The leader of the study, Professor Piet van den Brandt, said nuts contain a wide range of various compounds such as monounsaturated and polyunsaturated fatty acids plus various vitamins, fibre, antioxidants and other bioactive compounds which could contribute to the lower death rates.

Interestingly he did say that the adverse health effects of salt and the trans fatty acids in peanuts could inhibit the protective benefits from these specific nuts. Peanut butter is not included in the study as it includes so many additional ingredients.

When you look at specific nuts, it becomes clear why they can offer real health benefits. Most nuts contain some basic benefits such as omega-3 fatty acids, protein, and fibre. However, certain nuts also contain additional specific benefits.

Walnuts contain high amounts of alpha linoleic acid which may assist heart arrhythmias. Spanish researchers found that walnuts may be as effective as olive oil at reducing inflammation and oxidation in the arteries after eating a fatty meal.

Hazelnuts are an especially good source of folate; this plays a key role in keeping the amino acid of homocysteine in control (associated with certain conditions such as Parkinson’s disease).

Madadamias are high in fat, but they are also a good source of fibre plus minerals such as magnesium, calcium and potassium.

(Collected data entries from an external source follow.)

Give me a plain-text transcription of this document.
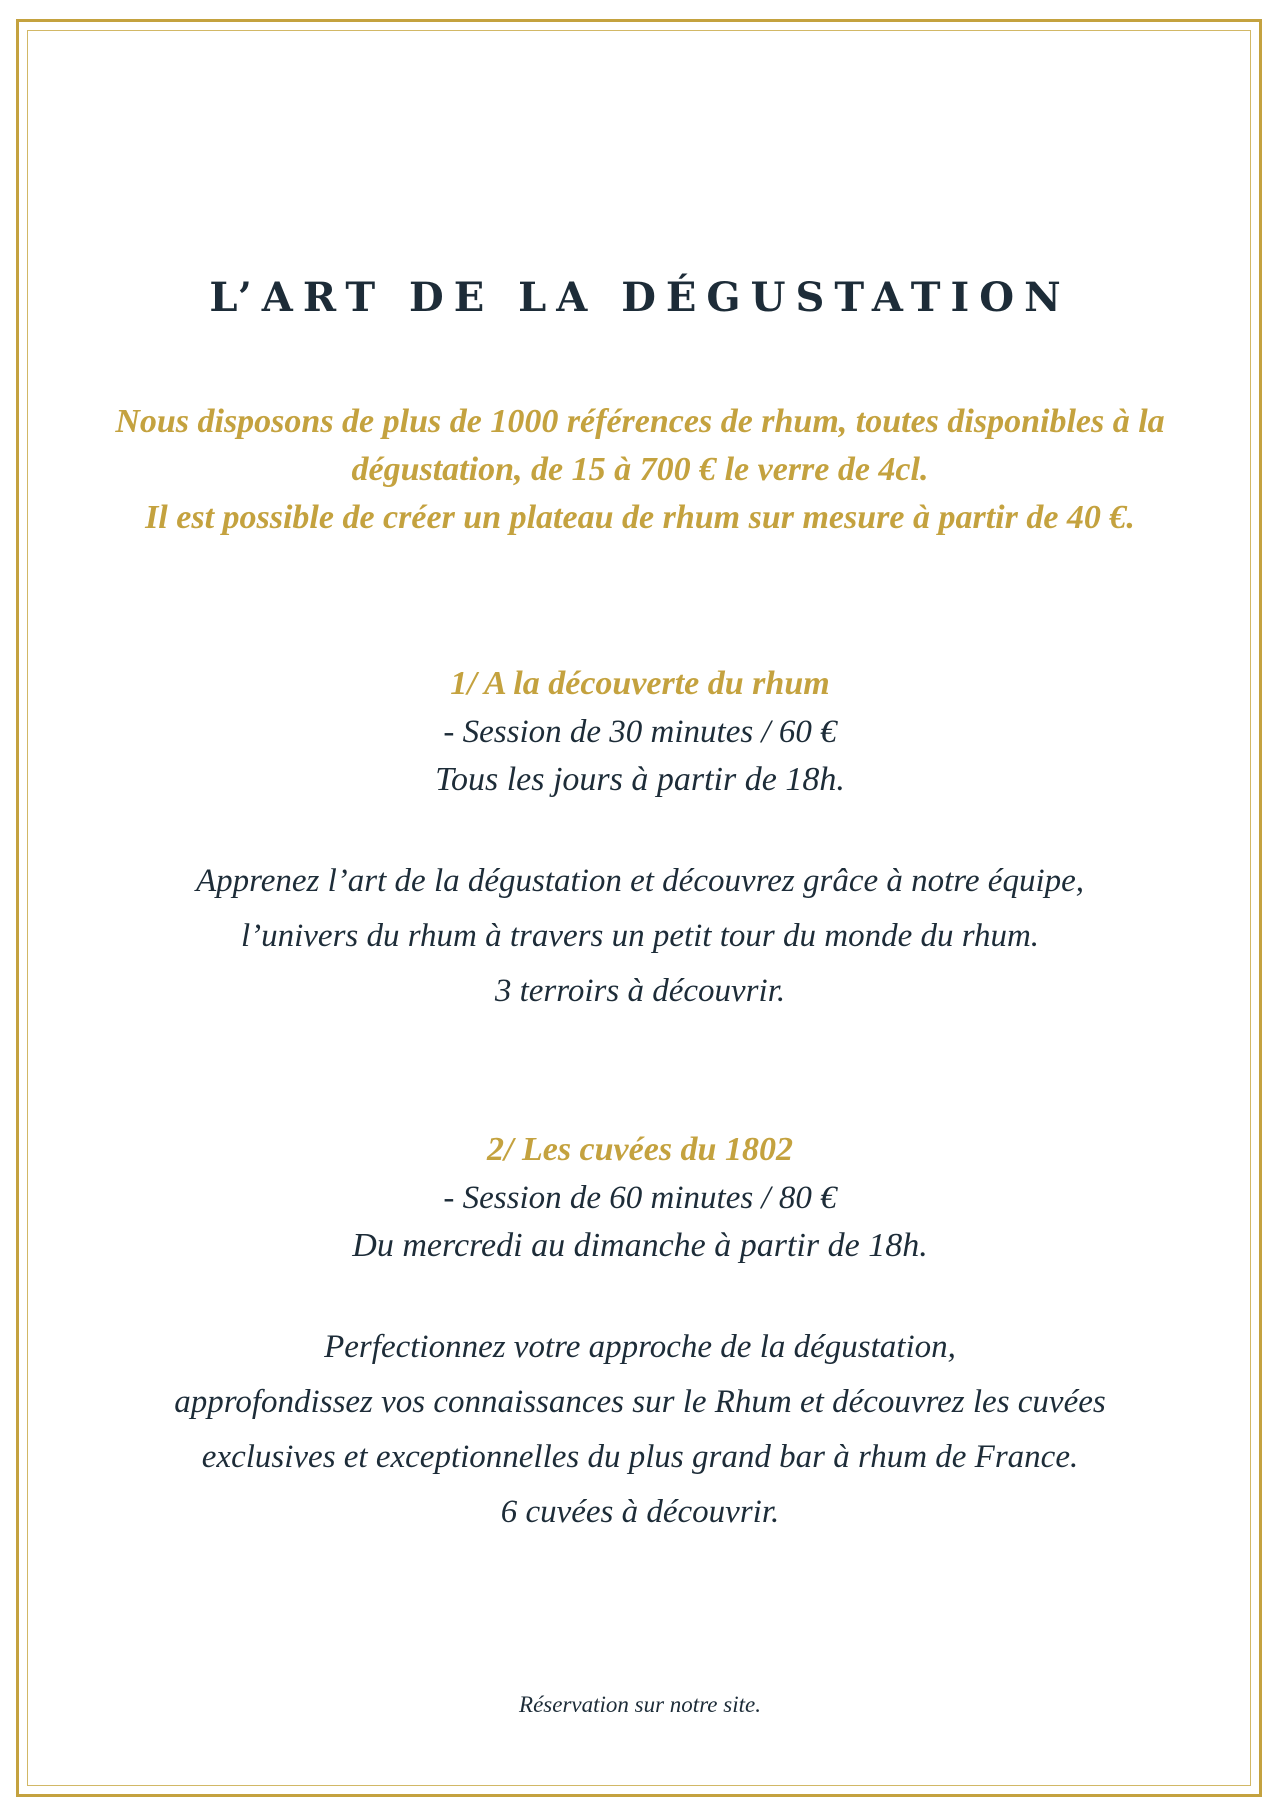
L’ART DE LA DÉGUSTATION

Nous disposons de plus de 1000 références de rhum, toutes disponibles à la
dégustation, de 15 à 700 € le verre de 4cl.
Il est possible de créer un plateau de rhum sur mesure à partir de 40 €.

1/ A la découverte du rhum
- Session de 30 minutes / 60 €
Tous les jours à partir de 18h.

Apprenez l’art de la dégustation et découvrez grâce à notre équipe,
l’univers du rhum à travers un petit tour du monde du rhum.
3 terroirs à découvrir.

2/ Les cuvées du 1802
- Session de 60 minutes / 80 €
Du mercredi au dimanche à partir de 18h.

Perfectionnez votre approche de la dégustation,
approfondissez vos connaissances sur le Rhum et découvrez les cuvées
exclusives et exceptionnelles du plus grand bar à rhum de France.
6 cuvées à découvrir.

Réservation sur notre site.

Pecans are a great nut, packed with plant sterols which may help lower cholesterol levels. They are antioxidant-rich which can help prevent plaque formation (contributing to hardening of the arteries) and are also full of oleic acid and vitamin B3, a great addition to help fight tiredness.
Pistachio nuts are particularly rich in vitamin B6 which is key in keeping hormones balanced. They also contain reasonable levels of lutein and zeaxanthin which are important to help eyes maintain their health plus they contain potassium and fibre.

Brazil nuts are packed full of selenium; an important mineral that is thought to help protect against prostate cancer and other diseases. However, be aware that too much selenium can be linked to diabetes.

Peanuts are slightly different because they are actually classed as legumes. But for most of us, we just consider them another nut and they are good in that, like hazelnuts, they contain high levels of folate, a mineral that is essential for brain development and may offer protection against cognitive decline.

Almonds are high in vitamin E which can help the condition and appearance of skin plus they are rich in calcium, essential for bone building. The skin of an almond is also full of flavonoids, so it is worth eating them whole.

Cashews contain good levels of protein and also key minerals such as iron and zinc. They also contain very good levels of magnesium which some reports say can improve recall and delay age-related memory loss.

Today some experts are suggesting half a handful of mixed nuts a day can be a really key addition to a normal diet; but nuts can add to calories, so people on restricted diets need to be aware. As a general guide, for 100 grams of each nut, the calorie count is:

Walnuts 654
Hazelnuts 626
Macadamias 718
Pecans 691
Pistachios 557
Brazils 656
Peanuts 567
Almonds 575
Cashews 554

Really the new research has only helped to prove that that old adage – of eating small amounts of a wide mix of healthy foods – is probably still one of the best ways to ensure a good diet.